Premier Annastacia Palaszczuk said this was the most people who have died from COVID-19 in one day in the state since the pandemic began in 2020.
The people who died were all between the ages of 70, 80 and 90 and had significant underlying health problems.
“During the entire two years of the pandemic, we have lost seven people. Losing six in one day is a big shock, and our hearts are with the people right now,” she said.
“It’s quite overwhelming.”
The Prime Minister also said the state will drop all national border controls, with the Omicron variant already prevalent in the community and 90% of eligible Queenslanders will be fully vaccinated at some point next week.
At least 91.33% of people have received at least one dose and 88.18 are now receiving a double dose, with the Prime Minister urging people to get their booster shots as soon as possible.

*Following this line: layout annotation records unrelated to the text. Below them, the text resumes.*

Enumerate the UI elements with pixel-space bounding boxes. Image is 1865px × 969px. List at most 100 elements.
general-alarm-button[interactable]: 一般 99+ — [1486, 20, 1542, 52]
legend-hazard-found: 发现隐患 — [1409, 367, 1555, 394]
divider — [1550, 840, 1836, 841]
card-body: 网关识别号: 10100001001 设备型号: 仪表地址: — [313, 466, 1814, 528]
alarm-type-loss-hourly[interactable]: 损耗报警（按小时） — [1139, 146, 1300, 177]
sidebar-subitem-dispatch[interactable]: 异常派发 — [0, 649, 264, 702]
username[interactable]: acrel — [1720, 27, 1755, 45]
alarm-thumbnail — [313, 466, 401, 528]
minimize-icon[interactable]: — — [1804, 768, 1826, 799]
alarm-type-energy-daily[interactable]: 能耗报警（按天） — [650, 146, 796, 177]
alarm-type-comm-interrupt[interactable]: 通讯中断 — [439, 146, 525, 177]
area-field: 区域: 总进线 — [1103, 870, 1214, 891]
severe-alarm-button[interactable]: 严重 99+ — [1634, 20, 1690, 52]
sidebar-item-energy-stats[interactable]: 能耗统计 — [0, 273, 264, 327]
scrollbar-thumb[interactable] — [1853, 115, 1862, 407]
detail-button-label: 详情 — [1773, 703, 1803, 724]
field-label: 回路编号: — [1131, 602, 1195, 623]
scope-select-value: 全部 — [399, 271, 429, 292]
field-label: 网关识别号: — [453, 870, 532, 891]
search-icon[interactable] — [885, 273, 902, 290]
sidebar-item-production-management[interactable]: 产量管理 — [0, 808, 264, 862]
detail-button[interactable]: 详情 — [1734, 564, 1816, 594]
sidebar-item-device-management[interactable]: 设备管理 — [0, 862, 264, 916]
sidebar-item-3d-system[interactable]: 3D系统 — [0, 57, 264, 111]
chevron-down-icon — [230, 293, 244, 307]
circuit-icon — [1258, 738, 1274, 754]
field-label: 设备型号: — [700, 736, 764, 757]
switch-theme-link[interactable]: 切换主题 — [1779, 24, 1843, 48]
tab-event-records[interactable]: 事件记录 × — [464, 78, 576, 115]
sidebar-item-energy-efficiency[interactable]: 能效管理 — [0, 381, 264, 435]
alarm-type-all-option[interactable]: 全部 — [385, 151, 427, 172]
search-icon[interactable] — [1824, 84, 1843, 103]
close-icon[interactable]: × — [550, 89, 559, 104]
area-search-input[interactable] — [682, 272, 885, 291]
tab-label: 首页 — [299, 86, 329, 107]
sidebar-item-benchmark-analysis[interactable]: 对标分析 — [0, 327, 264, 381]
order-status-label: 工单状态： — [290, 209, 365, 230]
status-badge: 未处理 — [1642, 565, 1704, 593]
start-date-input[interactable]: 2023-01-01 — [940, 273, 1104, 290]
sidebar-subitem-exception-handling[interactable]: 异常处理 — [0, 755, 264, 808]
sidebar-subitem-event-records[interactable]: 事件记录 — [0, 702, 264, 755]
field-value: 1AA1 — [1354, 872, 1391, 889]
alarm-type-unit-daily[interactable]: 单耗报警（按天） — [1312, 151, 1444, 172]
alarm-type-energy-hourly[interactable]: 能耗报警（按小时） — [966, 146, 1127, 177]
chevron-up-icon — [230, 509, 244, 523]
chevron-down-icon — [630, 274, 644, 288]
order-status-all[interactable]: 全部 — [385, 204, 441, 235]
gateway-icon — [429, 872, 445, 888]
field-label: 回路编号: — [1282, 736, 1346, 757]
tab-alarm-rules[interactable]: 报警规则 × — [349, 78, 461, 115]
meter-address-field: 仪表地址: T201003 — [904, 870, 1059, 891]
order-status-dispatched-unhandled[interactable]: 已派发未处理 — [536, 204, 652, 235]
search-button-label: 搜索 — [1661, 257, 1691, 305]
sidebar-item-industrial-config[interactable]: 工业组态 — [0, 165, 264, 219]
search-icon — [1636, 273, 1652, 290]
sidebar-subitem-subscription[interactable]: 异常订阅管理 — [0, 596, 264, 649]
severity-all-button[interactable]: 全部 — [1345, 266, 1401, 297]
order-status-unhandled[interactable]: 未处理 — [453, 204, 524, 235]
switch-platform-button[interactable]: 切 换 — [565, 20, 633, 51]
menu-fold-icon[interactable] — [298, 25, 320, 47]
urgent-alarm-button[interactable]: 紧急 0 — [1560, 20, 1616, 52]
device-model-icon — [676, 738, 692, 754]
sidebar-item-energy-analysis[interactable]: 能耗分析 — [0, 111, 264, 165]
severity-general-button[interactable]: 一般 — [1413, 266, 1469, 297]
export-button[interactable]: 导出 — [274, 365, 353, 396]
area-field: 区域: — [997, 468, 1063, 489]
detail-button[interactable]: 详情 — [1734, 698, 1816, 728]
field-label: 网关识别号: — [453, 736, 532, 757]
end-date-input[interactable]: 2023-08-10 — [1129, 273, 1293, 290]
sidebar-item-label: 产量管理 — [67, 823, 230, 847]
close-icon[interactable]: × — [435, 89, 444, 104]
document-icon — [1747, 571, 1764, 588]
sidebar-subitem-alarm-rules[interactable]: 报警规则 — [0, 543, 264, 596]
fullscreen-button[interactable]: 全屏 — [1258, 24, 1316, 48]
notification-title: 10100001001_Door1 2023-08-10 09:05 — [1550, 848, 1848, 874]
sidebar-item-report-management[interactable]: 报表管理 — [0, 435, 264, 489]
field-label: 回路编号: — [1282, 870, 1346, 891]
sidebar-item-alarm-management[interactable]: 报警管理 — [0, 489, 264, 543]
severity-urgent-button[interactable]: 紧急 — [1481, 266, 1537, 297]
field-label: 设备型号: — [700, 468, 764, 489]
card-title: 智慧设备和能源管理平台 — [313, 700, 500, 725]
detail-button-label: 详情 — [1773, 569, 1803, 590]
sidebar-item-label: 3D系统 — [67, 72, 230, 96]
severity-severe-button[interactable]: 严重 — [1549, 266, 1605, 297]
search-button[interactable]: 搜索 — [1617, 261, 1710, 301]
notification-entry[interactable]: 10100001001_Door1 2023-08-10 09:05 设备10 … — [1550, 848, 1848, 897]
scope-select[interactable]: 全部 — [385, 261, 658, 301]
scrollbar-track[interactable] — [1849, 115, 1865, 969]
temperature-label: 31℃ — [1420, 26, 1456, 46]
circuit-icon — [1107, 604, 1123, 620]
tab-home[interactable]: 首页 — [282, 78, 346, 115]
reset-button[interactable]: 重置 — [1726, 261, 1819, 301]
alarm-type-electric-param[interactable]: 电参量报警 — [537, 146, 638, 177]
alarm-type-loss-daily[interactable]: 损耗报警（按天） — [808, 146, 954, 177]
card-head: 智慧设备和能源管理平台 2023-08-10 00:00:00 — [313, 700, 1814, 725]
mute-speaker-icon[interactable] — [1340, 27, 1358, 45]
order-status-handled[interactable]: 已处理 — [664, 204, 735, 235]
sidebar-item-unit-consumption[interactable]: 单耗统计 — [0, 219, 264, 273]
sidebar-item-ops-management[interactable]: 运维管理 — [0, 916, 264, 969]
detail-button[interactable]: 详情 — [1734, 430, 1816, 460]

She said road border checkpoints will be removed and travelers will no longer have to show proof of a negative COVID-19 test from 1 a.m. on Saturday.
“They don’t have to show that they have the border pass, they don’t have to show that they have had a RAT test, a rapid antigen test,” Ms. Palaszczuk added.
“But now is the time and the time is right as we move towards that 90 percent.”
However, Ms Palaszczuk said international restrictions will be maintained until Queensland meets the vaccination target.
She admitted opening the borders was an important decision, but said it was the right choice as the state moved forward.
“It is a decision that is necessary because we have reached the peak of this Omicron wave and, operationally, the police are needed on the front lines,” Ms. Palaszczuk said.
“Their work has kept the Queenslanders safe, but now is the time for the barricades to fall and the police to come home and the police to continue with their normal operational duties.”
What is happening elsewhere
Tasmania has recorded 1,100 new cases of COVID-19, with 10 people being treated in hospital for symptoms of the virus.
There are 7,969 active cases reported in the state as of Thursday, down from Wednesday’s figure of 8,764.
Ten people are hospitalized and treated for COVID-19, an increase from the eight reported on Wednesday.
13 other cases are hospitalized for unrelated health problems. No case is in intensive care.
Of the new cases, 847 were from self-reported RATs and 253 from PCR tests. This is the lowest number of daily cases in Tasmania since January 6.
In ACT, 1,020 new COVID-19 infections were detected, bringing the number of active infections in the territory to more than 5,000.
But Thursday’s numbers exclude positive RAT results, which will be included in Friday’s daily tally.
There are 24 people hospitalized, including three in intensive care and two requiring ventilation.
The new cases were accompanied by more than 3,700 returned negative tests.
A backlog of 550 untreated cases and 167 positive tests dating back to December 21 that had not been reported to ACT Health by a private pathology provider were added to the territory’s total tally.
Meanwhile, the Northern Territory has reported 550 new cases of COVID-19 as it relaxes testing requirements to reduce the length of PCR queues and wait time for results.
Thursday’s new infections within 24 hours to 8 p.m. Wednesday bring the territory’s total number of active cases to around 3,000, including 24 hospitalized, four fewer than the day before.
Chief Minister Michael Gunner said 18 patients were suffering from severe symptoms and one was in intensive care.
“At the moment, all things considered, the growth in numbers is fairly controlled although it is highly unlikely that we have reached our peak,” Gunner told reporters on Thursday.
“We don’t have a high proportion of severe cases, which indicates that our high vaccination rate is doing its job and the number of tests is high.”
Under the new NT testing rules, PCR testing will also no longer be required to confirm a positive RAT result, Gunner said.
But people who test positive using a RAT will be required to report the result to the health department or face a hefty fine of $ 5,000.
With additional reporting from SBS News.